Darum gehts
- Fritz Wepper starb 2024; seine Witwe Susanne Kellermann reflektiert über Verlust
- Kellermann gründete Stiftung zur Sepsis-Prävention nach Weppers Erkrankung und Tod
- Sepsis betrifft jährlich 50 Millionen Menschen weltweit, viele Fälle enden tödlich
Die Zeit seit dem Tod des legendären deutschen Schauspielers Fritz Wepper (1941–2024) ist für dessen Witwe schnell vergangen. Susanne Kellermann (52) spricht in der neuesten Ausgabe des Magazins «Bunte» über ihren verstorbenen Mann.
Etwas mehr als zwei Jahre nach dem Tod Weppers kann sie zusammenfassen: «Die letzten zwei Jahre sind vergangen wie im Flug.» Es entstehe «natürlich eine grosse Lücke», wenn ein Mensch sterbe, der zuvor schwer erkrankt war. Sie spreche nicht nur von der menschlichen Seite, sondern auch davon, dass dann eine Aufgabe wegfalle, «die das eigene Leben bestimmt hat». Mit der gemeinsamen Tochter Filippa, die mittlerweile 14 Jahre alt ist, verbringe sie viel Zeit am Chiemsee. Den See liebe Kellermann bereits seit ihrer eigenen Kindheit.
«Noch mal die ganz grosse Liebe erleben»
Im März 2024 hatte Kellermann der «Bild»-Zeitung bestätigt, dass Wepper «friedlich eingeschlafen» sei. Die letzten Wochen vor seinem Tod verbrachte er demnach in einem oberbayerischen Hospiz. Manchmal müsse sie aus dem Nichts an ihren verstorbenen Ehemann denken, erzählt Kellermann jetzt der «Bunten». Dies beeinflusse sie stark: «Dann trifft es mich ganz brutal, und ich vermisse ihn sehr.» Gleichzeitig hofft sie, dass sie in ihrem Leben «noch mal die ganz grosse Liebe erleben» darf.

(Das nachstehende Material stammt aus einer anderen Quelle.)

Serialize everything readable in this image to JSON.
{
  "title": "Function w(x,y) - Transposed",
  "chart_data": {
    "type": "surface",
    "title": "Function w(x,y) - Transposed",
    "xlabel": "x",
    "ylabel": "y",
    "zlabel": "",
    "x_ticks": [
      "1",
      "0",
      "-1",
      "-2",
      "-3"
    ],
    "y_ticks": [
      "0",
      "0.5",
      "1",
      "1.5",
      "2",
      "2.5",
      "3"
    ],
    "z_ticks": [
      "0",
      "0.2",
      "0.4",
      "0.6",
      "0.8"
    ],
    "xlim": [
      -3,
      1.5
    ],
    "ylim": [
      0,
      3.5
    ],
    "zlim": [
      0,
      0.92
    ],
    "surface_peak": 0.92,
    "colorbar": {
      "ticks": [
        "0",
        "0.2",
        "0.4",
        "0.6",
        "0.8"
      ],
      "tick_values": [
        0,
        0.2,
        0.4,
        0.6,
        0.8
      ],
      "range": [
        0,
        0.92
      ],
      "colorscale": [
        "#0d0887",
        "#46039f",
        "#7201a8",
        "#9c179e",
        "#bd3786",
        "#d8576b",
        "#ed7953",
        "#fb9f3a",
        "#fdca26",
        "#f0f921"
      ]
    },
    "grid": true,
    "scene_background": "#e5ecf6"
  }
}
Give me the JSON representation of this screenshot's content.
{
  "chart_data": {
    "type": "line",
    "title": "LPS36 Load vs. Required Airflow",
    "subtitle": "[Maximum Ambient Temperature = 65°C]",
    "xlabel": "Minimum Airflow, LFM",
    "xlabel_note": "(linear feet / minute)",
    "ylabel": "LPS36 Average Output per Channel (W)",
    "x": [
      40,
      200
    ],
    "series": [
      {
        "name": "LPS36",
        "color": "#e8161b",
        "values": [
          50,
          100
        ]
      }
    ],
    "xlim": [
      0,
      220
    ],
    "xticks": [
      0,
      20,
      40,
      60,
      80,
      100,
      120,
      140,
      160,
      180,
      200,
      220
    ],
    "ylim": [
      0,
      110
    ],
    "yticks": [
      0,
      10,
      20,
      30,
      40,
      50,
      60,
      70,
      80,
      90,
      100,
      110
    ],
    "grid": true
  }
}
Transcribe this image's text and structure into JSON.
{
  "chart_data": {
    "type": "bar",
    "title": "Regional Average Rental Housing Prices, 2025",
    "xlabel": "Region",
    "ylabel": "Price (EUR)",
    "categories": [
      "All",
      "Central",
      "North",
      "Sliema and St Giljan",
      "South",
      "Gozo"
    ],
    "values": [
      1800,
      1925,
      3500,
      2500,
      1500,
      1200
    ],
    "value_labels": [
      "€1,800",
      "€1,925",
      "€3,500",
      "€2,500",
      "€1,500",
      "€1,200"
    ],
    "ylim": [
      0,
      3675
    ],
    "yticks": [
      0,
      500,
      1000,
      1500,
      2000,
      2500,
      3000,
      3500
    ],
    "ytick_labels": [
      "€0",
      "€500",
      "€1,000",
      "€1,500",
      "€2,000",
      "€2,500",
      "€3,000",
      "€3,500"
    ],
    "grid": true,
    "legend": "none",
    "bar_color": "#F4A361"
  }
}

Auch beruflich standen Veränderungen an. Die Regisseurin, Kamerafrau und Produzentin konnte demnach «eine künstlerisch-konzeptionelle Aufgabe für ein berühmtes Familienunternehmen» übernehmen und sich freiberuflich Film- und Fotoprojekten widmen. Dabei habe sie jedoch gemerkt, dass diese Arbeit sie «nicht ganz erfüllt» hat. Stattdessen wollte sie «etwas Sinnstiftendes» machen.
Kellermann hat unter anderem die Fritz-Wepper-Stiftung gegründet, die sich für die Prävention von Sepsis und Aufklärung einsetzt. Wepper hatte schon im Jahr 2011 mit einer Sepsis, umgangssprachlich häufig als Blutvergiftung bezeichnet, zu kämpfen. Wenige Monate vor seinem Tod war er Berichten zufolge ebenso wegen einer Sepsis in eine Klinik eingeliefert worden.

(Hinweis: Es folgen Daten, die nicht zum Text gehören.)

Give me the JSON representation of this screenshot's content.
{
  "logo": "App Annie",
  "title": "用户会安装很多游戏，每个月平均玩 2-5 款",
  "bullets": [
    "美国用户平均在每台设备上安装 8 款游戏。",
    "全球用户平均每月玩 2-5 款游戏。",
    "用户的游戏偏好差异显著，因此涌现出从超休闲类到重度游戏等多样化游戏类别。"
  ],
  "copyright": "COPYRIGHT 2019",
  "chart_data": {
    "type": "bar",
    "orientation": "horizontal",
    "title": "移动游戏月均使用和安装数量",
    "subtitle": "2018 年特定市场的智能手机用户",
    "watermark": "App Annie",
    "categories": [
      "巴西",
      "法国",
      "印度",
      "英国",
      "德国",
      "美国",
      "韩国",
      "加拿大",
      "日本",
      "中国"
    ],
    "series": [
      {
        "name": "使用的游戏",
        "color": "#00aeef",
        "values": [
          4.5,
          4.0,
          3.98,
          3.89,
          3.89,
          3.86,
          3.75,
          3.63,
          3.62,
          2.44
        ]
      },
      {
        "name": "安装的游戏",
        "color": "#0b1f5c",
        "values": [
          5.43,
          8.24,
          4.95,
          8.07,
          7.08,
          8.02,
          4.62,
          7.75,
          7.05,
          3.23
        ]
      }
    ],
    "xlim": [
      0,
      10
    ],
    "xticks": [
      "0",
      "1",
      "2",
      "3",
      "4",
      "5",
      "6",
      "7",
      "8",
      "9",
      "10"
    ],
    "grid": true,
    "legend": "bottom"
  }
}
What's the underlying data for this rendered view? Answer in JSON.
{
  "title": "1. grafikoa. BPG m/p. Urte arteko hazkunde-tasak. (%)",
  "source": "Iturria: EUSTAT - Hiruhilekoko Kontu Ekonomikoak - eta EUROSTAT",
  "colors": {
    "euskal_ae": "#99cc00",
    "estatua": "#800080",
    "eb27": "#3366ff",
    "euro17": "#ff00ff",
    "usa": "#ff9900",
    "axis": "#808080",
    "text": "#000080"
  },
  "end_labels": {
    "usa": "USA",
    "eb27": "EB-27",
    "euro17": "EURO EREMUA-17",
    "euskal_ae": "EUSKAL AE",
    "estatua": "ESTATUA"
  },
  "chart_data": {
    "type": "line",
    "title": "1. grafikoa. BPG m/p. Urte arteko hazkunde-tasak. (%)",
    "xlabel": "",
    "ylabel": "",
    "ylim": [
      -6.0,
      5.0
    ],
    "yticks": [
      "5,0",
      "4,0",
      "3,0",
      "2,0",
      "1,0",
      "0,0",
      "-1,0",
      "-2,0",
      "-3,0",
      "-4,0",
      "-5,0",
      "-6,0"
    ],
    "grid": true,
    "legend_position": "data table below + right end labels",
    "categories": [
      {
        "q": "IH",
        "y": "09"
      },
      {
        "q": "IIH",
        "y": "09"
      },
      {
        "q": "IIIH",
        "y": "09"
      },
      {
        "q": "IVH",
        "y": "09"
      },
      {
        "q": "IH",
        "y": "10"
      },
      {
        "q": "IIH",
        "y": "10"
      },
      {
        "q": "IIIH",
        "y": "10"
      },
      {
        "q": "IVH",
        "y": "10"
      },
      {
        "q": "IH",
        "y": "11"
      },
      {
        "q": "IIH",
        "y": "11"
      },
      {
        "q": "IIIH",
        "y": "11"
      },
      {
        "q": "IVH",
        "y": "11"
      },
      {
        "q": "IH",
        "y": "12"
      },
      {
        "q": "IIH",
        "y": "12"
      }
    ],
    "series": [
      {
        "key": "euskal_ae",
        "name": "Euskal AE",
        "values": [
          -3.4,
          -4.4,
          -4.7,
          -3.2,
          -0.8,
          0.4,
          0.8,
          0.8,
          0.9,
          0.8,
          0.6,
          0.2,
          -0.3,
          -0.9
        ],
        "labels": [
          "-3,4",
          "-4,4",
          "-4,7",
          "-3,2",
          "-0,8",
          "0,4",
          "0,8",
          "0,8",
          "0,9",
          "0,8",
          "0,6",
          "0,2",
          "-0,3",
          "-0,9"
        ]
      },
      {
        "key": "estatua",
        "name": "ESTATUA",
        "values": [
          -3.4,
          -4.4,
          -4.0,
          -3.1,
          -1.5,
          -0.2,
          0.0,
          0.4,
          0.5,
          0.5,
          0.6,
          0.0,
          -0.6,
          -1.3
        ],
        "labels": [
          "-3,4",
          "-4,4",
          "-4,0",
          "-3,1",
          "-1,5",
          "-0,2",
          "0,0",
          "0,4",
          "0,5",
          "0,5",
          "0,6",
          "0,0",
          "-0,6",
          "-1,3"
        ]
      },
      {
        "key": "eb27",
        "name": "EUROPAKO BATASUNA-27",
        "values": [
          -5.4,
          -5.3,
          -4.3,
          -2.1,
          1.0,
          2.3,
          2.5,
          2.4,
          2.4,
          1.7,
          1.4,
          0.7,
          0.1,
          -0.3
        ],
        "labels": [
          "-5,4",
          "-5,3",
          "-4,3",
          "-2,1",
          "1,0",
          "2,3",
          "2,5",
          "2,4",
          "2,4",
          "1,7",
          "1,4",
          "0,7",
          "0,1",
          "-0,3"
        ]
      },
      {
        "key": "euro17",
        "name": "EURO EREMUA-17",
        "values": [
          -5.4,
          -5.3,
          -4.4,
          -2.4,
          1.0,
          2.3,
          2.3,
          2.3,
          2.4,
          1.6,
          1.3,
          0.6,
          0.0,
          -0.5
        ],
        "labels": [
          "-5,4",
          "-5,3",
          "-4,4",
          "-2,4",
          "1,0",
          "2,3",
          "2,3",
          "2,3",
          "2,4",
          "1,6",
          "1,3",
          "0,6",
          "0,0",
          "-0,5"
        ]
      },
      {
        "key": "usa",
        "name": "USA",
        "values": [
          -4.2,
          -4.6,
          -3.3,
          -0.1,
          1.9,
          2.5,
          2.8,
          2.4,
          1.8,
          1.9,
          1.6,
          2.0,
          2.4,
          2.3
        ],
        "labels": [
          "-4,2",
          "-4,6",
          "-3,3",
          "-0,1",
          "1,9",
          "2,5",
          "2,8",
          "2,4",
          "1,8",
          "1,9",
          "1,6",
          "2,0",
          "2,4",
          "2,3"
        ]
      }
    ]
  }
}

«Sepsis ist ein medizinischer Notfall. Jede Stunde zählt», heisst es auf der Website der Stiftung. «Dennoch wird sie häufig zu spät erkannt. Die Stiftung engagiert sich deshalb für verständliche Aufklärung, frühzeitiges Erkennen, eine schnelle Behandlung und eine bestmögliche Nachsorge.»